2 pointsby el_dockerr3 hours ago1 comment
  • el_dockerr3 hours ago
    Hi HN,

    I wrote a C++ library that implements transparent memory compression in user-space. Up to 100% if you use it right ^^

    The core idea is to catch memory access violations (using AddVectoredExceptionHandler on Windows or userfaultfd/Signals on Linux) to implement a custom paging mechanism. Instead of swapping to disk, it compresses cold pages using LZ4 and stores them in a reserved heap area.

    How it works:

    It allocates virtual memory but sets protections to PAGE_NOACCESS.

    When the app tries to access the memory, the library catches the CPU trap.

    It allocates physical RAM, decompresses the data (if it existed), and resumes execution.

    An LRU strategy freezes cold pages back to the compressed store when a limit is reached.

    Why? Aside from the technical challenge, my main use case is embedded/IoT systems (like Raspberry Pi). Swapping to SD cards kills them quickly due to write wear. By compressing in RAM, we can extend the lifespan of the hardware and prevent OOM kills in constrained environments without touching the kernel. And you can set it up to store memory right on the IO of the Harddrive instead. So you have a application that make use of no ram (mostly).

    In future it will add an optional AES-128 encryption layer for "ephemeral security" (data is encrypted while cold).

    It's a PoC / Alpha right now. I'd love to hear your thoughts on the implementation or potential edge cases with specific C++ STL containers.

    Link to code:https://github.com/el-dockerr/ghostmem

    • DenisDolya2 hours ago
      Nice project! One question: decompression and page-fault handling also add latency. How do you avoid thrashing in practice? Also, for such low-level memory management, why C++ instead of C? C might give more predictable control without hidden runtime behavior.
      • el_dockerran hour ago
        Thanks for the feedback! You hit the nail on the head regarding the trade-offs.

        1. Latency & Thrashing: You are absolutely right, there is overhead (context switch + LZ4). The intended use case isn't high-frequency access to hot data, but rather increasing density for "warm/cold" data in memory-constrained environments (like embedded/IoT) where the alternative would be an OOM kill or swapping to slow flash storage.

        To mitigate thrashing, I'm using a configurable LRU (Least Recently Used) strategy. If the working set fits within Physical Limit + Compression Ratio, it works smoothly. If the active working set exceeds physical RAM, it will indeed thrash—just like OS paging would. It's a trade-off: CPU cycles vs. Capacity.
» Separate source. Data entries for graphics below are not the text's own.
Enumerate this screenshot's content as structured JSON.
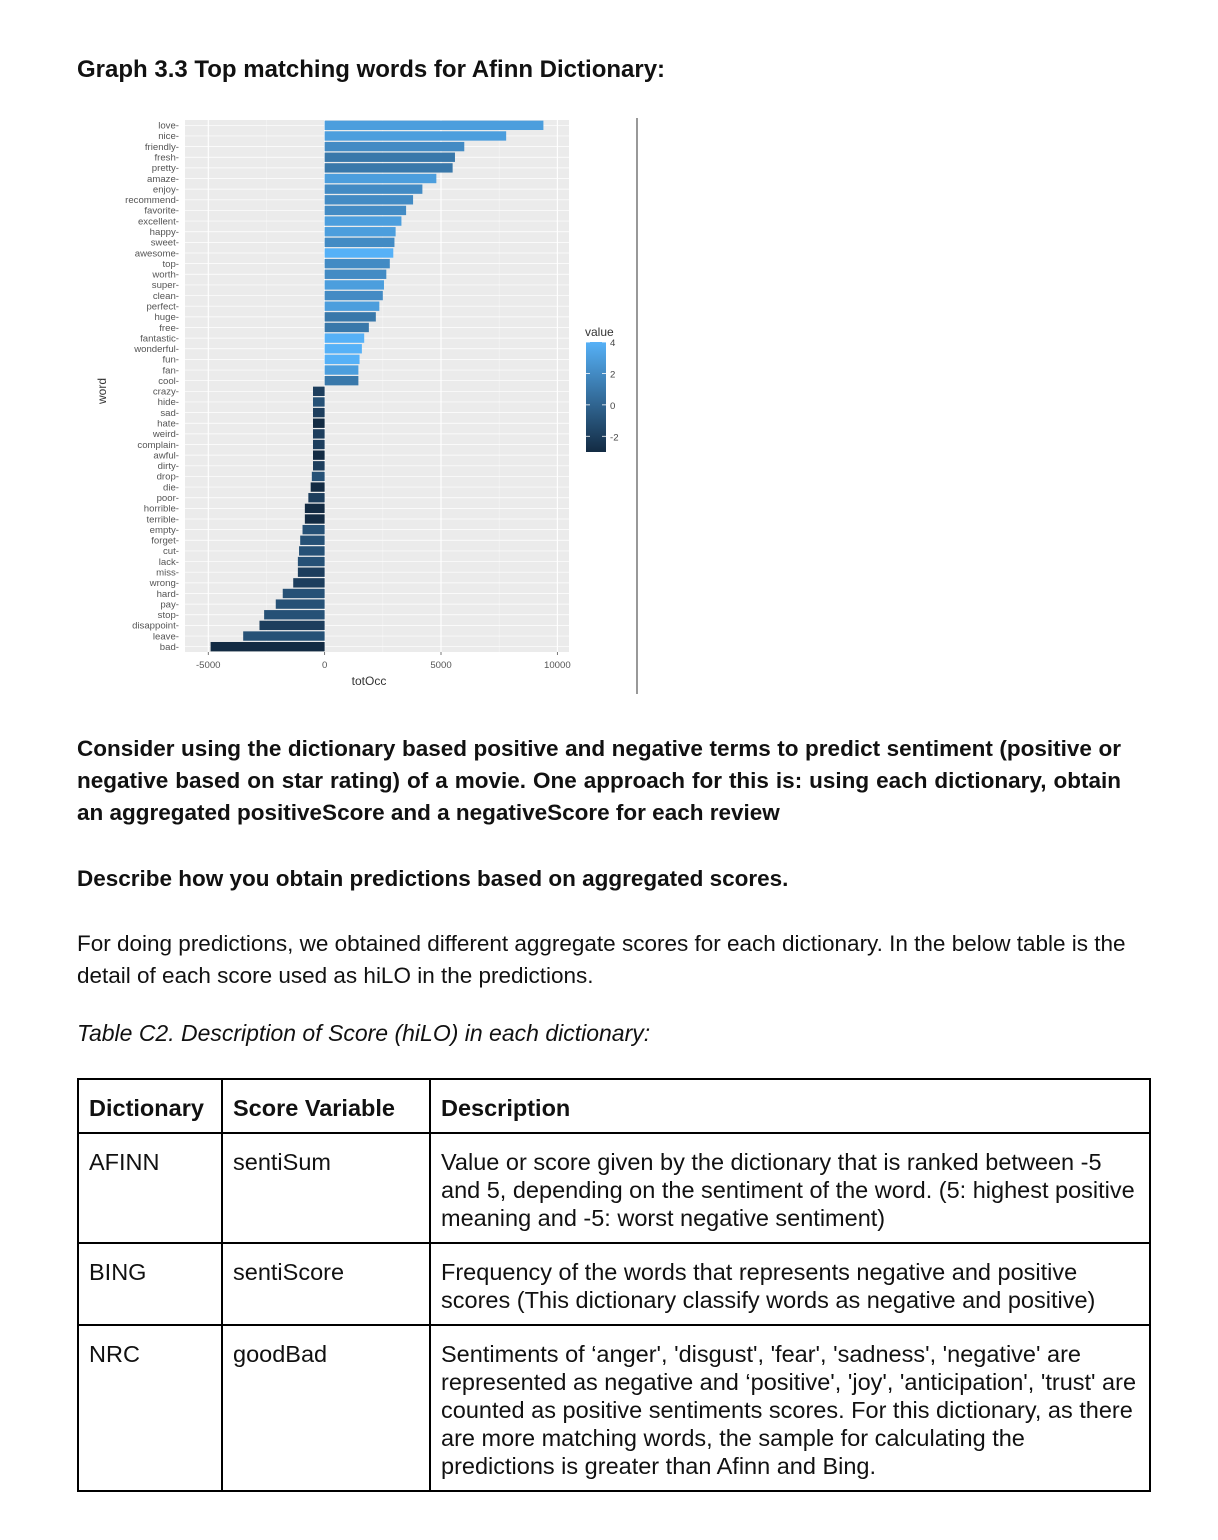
{
  "graph_title": "Graph 3.3 Top matching words for Afinn Dictionary:",
  "chart_data": {
    "type": "bar",
    "orientation": "horizontal",
    "ylabel": "word",
    "xlabel": "totOcc",
    "xlim": [
      -6000,
      10500
    ],
    "xticks": [
      -5000,
      0,
      5000,
      10000
    ],
    "grid": true,
    "legend": {
      "title": "value",
      "ticks": [
        4,
        2,
        0,
        -2
      ],
      "placement": "right"
    },
    "colors": {
      "low": "#132b43",
      "high": "#56b1f7"
    },
    "categories": [
      "love",
      "nice",
      "friendly",
      "fresh",
      "pretty",
      "amaze",
      "enjoy",
      "recommend",
      "favorite",
      "excellent",
      "happy",
      "sweet",
      "awesome",
      "top",
      "worth",
      "super",
      "clean",
      "perfect",
      "huge",
      "free",
      "fantastic",
      "wonderful",
      "fun",
      "fan",
      "cool",
      "crazy",
      "hide",
      "sad",
      "hate",
      "weird",
      "complain",
      "awful",
      "dirty",
      "drop",
      "die",
      "poor",
      "horrible",
      "terrible",
      "empty",
      "forget",
      "cut",
      "lack",
      "miss",
      "wrong",
      "hard",
      "pay",
      "stop",
      "disappoint",
      "leave",
      "bad"
    ],
    "values": [
      9400,
      7800,
      6000,
      5600,
      5500,
      4800,
      4200,
      3800,
      3500,
      3300,
      3050,
      3000,
      2950,
      2800,
      2650,
      2550,
      2500,
      2350,
      2200,
      1900,
      1700,
      1600,
      1500,
      1450,
      1450,
      -500,
      -500,
      -500,
      -500,
      -500,
      -500,
      -500,
      -500,
      -550,
      -600,
      -700,
      -850,
      -850,
      -950,
      -1050,
      -1100,
      -1150,
      -1150,
      -1350,
      -1800,
      -2100,
      -2600,
      -2800,
      -3500,
      -4900
    ],
    "word_values": [
      3,
      3,
      2,
      1,
      1,
      3,
      2,
      2,
      2,
      3,
      3,
      2,
      4,
      2,
      2,
      3,
      2,
      3,
      1,
      1,
      4,
      4,
      4,
      3,
      1,
      -2,
      -1,
      -2,
      -3,
      -2,
      -2,
      -3,
      -2,
      -1,
      -3,
      -2,
      -3,
      -3,
      -1,
      -1,
      -1,
      -1,
      -2,
      -2,
      -1,
      -1,
      -1,
      -2,
      -1,
      -3
    ]
  },
  "para1": "Consider using the dictionary based positive and negative terms to predict sentiment (positive or negative based on star rating) of a movie. One approach for this is: using each dictionary, obtain an aggregated positiveScore and a negativeScore for each review",
  "para2": "Describe how you obtain predictions based on aggregated scores.",
  "para3": "For doing predictions, we obtained different aggregate scores for each dictionary. In the below table is the detail of each score used as hiLO in the predictions.",
  "table_caption": "Table C2. Description of Score (hiLO) in each dictionary:",
  "table": {
    "headers": [
      "Dictionary",
      "Score Variable",
      "Description"
    ],
    "rows": [
      {
        "dictionary": "AFINN",
        "variable": "sentiSum",
        "description": "Value or score given by the dictionary that is ranked between -5 and 5, depending on the sentiment of the word. (5: highest positive meaning and -5: worst negative sentiment)"
      },
      {
        "dictionary": "BING",
        "variable": "sentiScore",
        "description": "Frequency of the words that represents negative and positive scores (This dictionary classify words as negative and positive)"
      },
      {
        "dictionary": "NRC",
        "variable": "goodBad",
        "description": "Sentiments of ‘anger', 'disgust', 'fear', 'sadness', 'negative' are represented as negative and ‘positive', 'joy', 'anticipation', 'trust' are counted as positive sentiments scores. For this dictionary, as there are more matching words, the sample for calculating the predictions is greater than Afinn and Bing."
      }
    ]
  }
}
        2. Why C++? Valid point regarding runtime opacity. However, I chose C++ for RAII and Templates.

        RAII: Managing the life-cycle of VirtualAlloc/VirtualFree and the exception handlers is much safer with destructors, ensuring we don't leak reserved pages or leave handlers dangling.

        Templates: To integrate seamlessly with C++ containers (like std::vector), I needed to write a custom Allocator (GhostAllocator<T>). C++ templates make this zero-overhead abstraction possible, whereas in C, I'd have to rely on void* casting macros or manual memory management for generic structures.

        I try to stick to a "C with Classes" subset + Templates, avoiding heavy runtime features where possible to keep it predictable.